Hace unas décadas, invertir en bolsa de forma diversificada era caro y complicado. Hoy, cualquier persona puede comprar, con una sola operación y desde 10 euros, una pequeña parte de miles de empresas de todo el mundo. El responsable de ese cambio tiene nombre: el fondo indexado.
Qué es exactamente un fondo indexado
Un fondo indexado (o fondo de gestión pasiva) es un fondo de inversión que, en lugar de intentar elegir las mejores acciones, replica un índice bursátil: el MSCI World, el S&P 500, el IBEX 35… Si el índice contiene 1.500 empresas, el fondo compra esas 1.500 empresas en la proporción exacta del índice y la mantiene.
El resultado es que tu rentabilidad será prácticamente idéntica a la del mercado, menos una comisión muy pequeña.
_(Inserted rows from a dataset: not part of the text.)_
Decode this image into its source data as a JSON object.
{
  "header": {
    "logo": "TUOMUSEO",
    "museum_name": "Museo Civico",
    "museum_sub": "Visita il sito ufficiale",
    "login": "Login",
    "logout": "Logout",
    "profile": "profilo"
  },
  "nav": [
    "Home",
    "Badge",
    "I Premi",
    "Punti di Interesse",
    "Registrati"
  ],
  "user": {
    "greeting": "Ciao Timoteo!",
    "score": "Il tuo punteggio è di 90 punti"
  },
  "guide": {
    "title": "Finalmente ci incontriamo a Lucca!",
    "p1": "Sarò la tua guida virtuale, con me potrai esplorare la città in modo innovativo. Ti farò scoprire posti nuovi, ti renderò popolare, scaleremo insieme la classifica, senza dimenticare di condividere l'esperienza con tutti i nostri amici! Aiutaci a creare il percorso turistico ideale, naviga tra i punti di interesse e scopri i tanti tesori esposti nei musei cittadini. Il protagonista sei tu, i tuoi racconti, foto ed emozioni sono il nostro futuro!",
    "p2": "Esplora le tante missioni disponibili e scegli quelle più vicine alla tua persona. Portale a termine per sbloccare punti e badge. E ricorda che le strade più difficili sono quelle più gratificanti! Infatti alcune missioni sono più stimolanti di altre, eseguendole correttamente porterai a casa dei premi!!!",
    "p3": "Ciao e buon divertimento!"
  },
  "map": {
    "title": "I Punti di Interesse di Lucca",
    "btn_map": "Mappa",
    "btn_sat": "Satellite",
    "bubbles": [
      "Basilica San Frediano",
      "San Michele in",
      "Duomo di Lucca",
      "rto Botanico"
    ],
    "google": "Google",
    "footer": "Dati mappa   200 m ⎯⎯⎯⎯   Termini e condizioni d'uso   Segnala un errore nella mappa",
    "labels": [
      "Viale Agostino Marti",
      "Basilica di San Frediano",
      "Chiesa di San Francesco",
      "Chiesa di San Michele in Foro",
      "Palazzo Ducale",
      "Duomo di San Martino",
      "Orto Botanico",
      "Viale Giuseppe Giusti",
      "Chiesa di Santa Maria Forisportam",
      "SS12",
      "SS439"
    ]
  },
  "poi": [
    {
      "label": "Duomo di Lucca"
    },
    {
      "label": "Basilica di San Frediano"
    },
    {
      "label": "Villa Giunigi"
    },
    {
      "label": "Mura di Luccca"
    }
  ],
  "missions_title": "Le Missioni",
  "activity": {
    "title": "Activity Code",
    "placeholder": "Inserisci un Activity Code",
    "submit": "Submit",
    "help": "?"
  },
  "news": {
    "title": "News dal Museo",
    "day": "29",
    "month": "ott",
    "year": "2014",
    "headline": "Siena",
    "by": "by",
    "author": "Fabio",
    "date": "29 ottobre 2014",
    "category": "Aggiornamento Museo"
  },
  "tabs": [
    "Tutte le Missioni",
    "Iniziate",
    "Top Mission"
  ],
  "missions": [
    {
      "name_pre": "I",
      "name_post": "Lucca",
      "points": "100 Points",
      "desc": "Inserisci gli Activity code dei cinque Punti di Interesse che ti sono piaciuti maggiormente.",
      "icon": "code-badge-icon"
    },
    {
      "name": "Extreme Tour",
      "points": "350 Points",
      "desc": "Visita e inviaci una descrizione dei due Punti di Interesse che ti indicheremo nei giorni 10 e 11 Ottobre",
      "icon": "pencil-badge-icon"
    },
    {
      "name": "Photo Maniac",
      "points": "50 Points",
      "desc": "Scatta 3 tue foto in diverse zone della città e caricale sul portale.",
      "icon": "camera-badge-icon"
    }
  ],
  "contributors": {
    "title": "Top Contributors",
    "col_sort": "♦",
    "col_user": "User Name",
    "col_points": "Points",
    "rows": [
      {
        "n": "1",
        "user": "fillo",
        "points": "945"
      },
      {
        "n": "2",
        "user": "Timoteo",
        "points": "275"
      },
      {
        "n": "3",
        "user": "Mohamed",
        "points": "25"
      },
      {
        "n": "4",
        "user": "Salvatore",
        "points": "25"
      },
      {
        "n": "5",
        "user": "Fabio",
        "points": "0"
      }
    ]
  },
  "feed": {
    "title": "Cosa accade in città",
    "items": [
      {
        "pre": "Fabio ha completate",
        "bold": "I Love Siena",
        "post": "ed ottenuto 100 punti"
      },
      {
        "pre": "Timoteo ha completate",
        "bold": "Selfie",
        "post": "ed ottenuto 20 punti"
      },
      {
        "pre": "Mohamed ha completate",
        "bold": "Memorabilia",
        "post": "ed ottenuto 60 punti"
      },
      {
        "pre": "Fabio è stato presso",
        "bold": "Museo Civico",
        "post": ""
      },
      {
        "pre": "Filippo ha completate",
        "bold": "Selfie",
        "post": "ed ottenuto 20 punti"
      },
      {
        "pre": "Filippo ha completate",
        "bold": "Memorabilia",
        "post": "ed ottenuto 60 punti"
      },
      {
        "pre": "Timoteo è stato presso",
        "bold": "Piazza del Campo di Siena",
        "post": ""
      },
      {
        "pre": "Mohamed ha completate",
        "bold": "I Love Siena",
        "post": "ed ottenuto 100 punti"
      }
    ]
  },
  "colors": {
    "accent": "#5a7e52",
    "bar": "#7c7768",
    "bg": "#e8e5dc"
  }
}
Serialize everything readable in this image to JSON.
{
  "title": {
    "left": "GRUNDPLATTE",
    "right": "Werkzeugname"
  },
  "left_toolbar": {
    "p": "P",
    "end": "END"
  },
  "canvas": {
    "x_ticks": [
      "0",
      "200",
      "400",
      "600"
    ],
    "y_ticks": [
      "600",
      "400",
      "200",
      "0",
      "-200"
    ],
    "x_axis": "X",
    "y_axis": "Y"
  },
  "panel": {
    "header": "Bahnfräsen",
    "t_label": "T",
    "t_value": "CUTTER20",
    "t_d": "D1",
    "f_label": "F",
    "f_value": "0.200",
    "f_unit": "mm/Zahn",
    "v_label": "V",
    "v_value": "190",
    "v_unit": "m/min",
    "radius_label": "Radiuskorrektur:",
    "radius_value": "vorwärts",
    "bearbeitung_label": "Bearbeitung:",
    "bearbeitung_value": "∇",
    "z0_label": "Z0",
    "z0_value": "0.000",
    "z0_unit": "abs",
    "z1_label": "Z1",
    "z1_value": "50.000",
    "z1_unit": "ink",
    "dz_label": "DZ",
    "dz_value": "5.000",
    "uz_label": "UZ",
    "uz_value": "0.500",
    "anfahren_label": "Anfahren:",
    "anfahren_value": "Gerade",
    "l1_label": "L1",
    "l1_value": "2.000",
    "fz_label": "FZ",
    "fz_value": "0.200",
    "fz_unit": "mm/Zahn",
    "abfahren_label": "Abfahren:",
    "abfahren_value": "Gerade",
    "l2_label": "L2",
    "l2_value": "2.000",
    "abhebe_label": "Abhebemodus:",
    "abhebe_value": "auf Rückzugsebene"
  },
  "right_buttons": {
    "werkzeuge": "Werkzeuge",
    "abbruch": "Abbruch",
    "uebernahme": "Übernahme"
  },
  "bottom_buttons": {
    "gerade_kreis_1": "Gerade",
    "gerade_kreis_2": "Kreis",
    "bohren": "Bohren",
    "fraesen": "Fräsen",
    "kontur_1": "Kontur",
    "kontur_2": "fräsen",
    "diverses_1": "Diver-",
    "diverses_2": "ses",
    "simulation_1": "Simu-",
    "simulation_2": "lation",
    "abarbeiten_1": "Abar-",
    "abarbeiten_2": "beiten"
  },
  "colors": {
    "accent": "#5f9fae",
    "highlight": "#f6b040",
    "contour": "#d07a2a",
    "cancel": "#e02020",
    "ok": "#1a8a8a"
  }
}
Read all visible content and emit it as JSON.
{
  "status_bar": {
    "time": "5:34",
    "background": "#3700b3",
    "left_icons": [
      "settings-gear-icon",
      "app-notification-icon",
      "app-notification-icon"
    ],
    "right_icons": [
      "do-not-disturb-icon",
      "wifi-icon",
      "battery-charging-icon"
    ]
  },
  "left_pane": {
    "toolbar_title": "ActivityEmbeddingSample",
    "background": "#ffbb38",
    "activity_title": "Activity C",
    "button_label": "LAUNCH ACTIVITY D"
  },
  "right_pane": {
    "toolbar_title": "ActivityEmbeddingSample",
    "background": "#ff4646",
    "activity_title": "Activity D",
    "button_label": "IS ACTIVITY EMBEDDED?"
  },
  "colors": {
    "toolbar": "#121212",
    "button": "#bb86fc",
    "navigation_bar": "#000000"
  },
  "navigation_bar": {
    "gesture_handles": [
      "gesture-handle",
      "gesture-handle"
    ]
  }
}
Ni más, ni menos. Y ese “ni más ni menos” es justamente su gran ventaja.
Por qué baten a la mayoría de la gestión activa
Los gestores de fondos activos cobran comisiones del 1,5-2 % anual por intentar superar al mercado. Sin embargo, los informes SPIVA muestran de forma consistente que, a 10-15 años, la gran mayoría de fondos activos no consigue batir a su índice de referencia después de comisiones.
La diferencia de comisiones parece pequeña, pero el interés compuesto la convierte en enorme: una cartera de 100.000 euros al 7 % anual durante 25 años se convierte en unos 542.000 euros con un 0,2 % de comisiones, pero solo en unos 430.000 euros con un 1,8 %. Más de 100.000 euros de diferencia por elegir gestión pasiva. Lo analizamos en profundidad en nuestro artículo sobre comisiones en los fondos de inversión.
Fondo indexado frente a ETF
Ambos replican índices, pero se comportan de forma distinta en España:
- Traspasabilidad: los fondos de inversión (también los indexados) se pueden traspasar entre fondos sin pagar impuestos hasta que reembolsas el dinero. Los ETF tributan en cada venta, como las acciones. Para ir rebalanceando una cartera, el fondo indexado es fiscalmente superior.
- Operativa: el fondo se compra y vende al valor liquidativo del día; el ETF cotiza en bolsa en tiempo real.
- Importe mínimo: los fondos suelen permitir aportaciones desde cantidades muy pequeñas, ideales para aportaciones periódicas mensuales.
Cómo elegir un buen fondo indexado
- Comisión (TER): busca fondos por debajo del 0,3 % anual. Los hay del 0,05-0,2 %.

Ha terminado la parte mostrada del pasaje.